Embrace khadi and make it fashionable: Arundhati Nag

It’s time to get back to our roots and bring handlooms and hand-woven materials back into fashion.

This message comes across loud and clear when you enter the ‘Grameena Angadi’, a shop opened by the Rural Handicraft Organisation to retain and promote artisans.

Inaugurating the shop at Jayanagar 4th T Block on Thursday, theatre personality Arundhati Nag said that people, especially the middle class, must wake up to this movement and make a collective effort to use local materials instead of opting for “fashionable” materials that are clearly not skin-friendly.

“It should be a matter of social conscience. These materials are time-tested; we cannot dispute the quality of khadi. Polyester and nylon are materials that are not suited for the Indian climate. It is up to future generations to embrace khadi and make it fashionable,” she added.
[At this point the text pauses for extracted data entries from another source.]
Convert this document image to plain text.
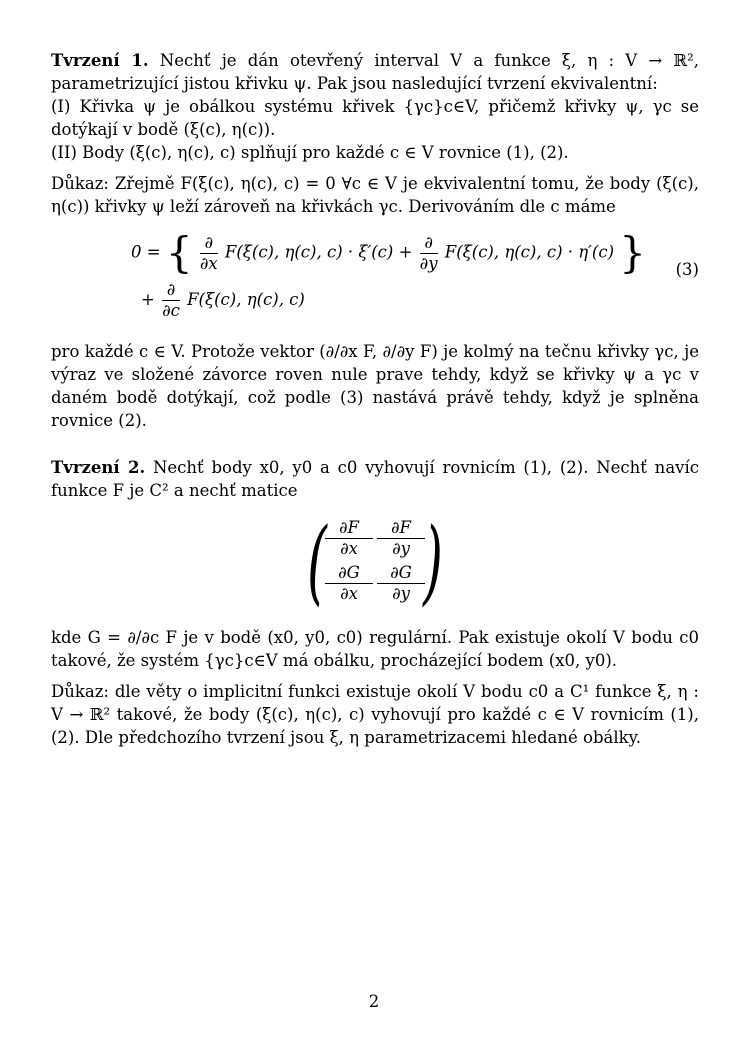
Tvrzení 1. Nechť je dán otevřený interval V a funkce ξ, η : V → ℝ², parametrizující jistou křivku ψ. Pak jsou nasledující tvrzení ekvivalentní:

(I) Křivka ψ je obálkou systému křivek {γc}c∈V, přičemž křivky ψ, γc se dotýkají v bodě (ξ(c), η(c)).

(II) Body (ξ(c), η(c), c) splňují pro každé c ∈ V rovnice (1), (2).

Důkaz: Zřejmě F(ξ(c), η(c), c) = 0 ∀c ∈ V je ekvivalentní tomu, že body (ξ(c), η(c)) křivky ψ leží zároveň na křivkách γc. Derivováním dle c máme

0 = { $\frac{\partial}{\partial x} F(\xi(c)$, η(c), $c) \cdot \xi'(c) + \frac{\partial}{\partial y} F(\xi(c)$, η(c), c) · η′(c) }
+ $\frac{\partial}{\partial c} F(\xi(c)$, η(c), c)
(3)

pro každé c ∈ V. Protože vektor (∂/∂x F, ∂/∂y F) je kolmý na tečnu křivky γc, je výraz ve složené závorce roven nule prave tehdy, když se křivky ψ a γc v daném bodě dotýkají, což podle (3) nastává právě tehdy, když je splněna rovnice (2).

Tvrzení 2. Nechť body x0, y0 a c0 vyhovují rovnicím (1), (2). Nechť navíc funkce F je C² a nechť matice

(
$\frac{\partial F}{\partial x} \frac{\partial F}{\partial y}$
$\frac{\partial G}{\partial x} \frac{\partial G}{\partial y}$
)

kde G = ∂/∂c F je v bodě (x0, y0, c0) regulární. Pak existuje okolí V bodu c0 takové, že systém {γc}c∈V má obálku, procházející bodem (x0, y0).

Důkaz: dle věty o implicitní funkci existuje okolí V bodu c0 a C¹ funkce ξ, η : V → ℝ² takové, že body (ξ(c), η(c), c) vyhovují pro každé c ∈ V rovnicím (1), (2). Dle předchozího tvrzení jsou ξ, η parametrizacemi hledané obálky.

2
Ms. Nag was excited by the range of saris available at the shop, and took a look at some of them.

The shop has a collection of saris, kurtas, bags and dress material from Koppal, Gadag, Bijapur, Bagalkot, Udupi, Hubli and Dharwad.

It also boasts the ‘Tanneer Panche’ from Kaimogga in Udupi, usually used for ‘made snana’, which is not available in other places.

The prices range from Rs. 250 to Rs. 1,500, and there are discounts of 10 to 20 per cent on some clothes.

‘Aim is self-employment’

Speaking to presspersons, B. Rajashekaramurthy, member of the organisation’s trust and State secretary of the Democratic Youth Federation of India, said that the aim of setting up the shop was to help artisans be self-employed. He said that there were no middlemen involved and the artisans directly provided their crafts to the shop and reaped the profits gained. The artisans were the biggest beneficiaries in this system, he said.

“We mainly rely on exhibition sales for finances to manage the shop. However, the government does not seem to be giving enough attention to this aspect as there are hardly any funds provided for such rural handicraft exhibitions,” he added.

Another shop in the basement, which was opened two years ago by the same organisation, has an amazing collection of jute lampshades, slippers, Channapatna toys, Navadhanya idols, herbal soaps, organic food items and jewellery.

One of the artisans, Vijay Kumar, who specialises in lampshades made of jute and cotton, said he learnt the art when he was working as a labourer. He said that now he had a chance to sell his crafts through the shop.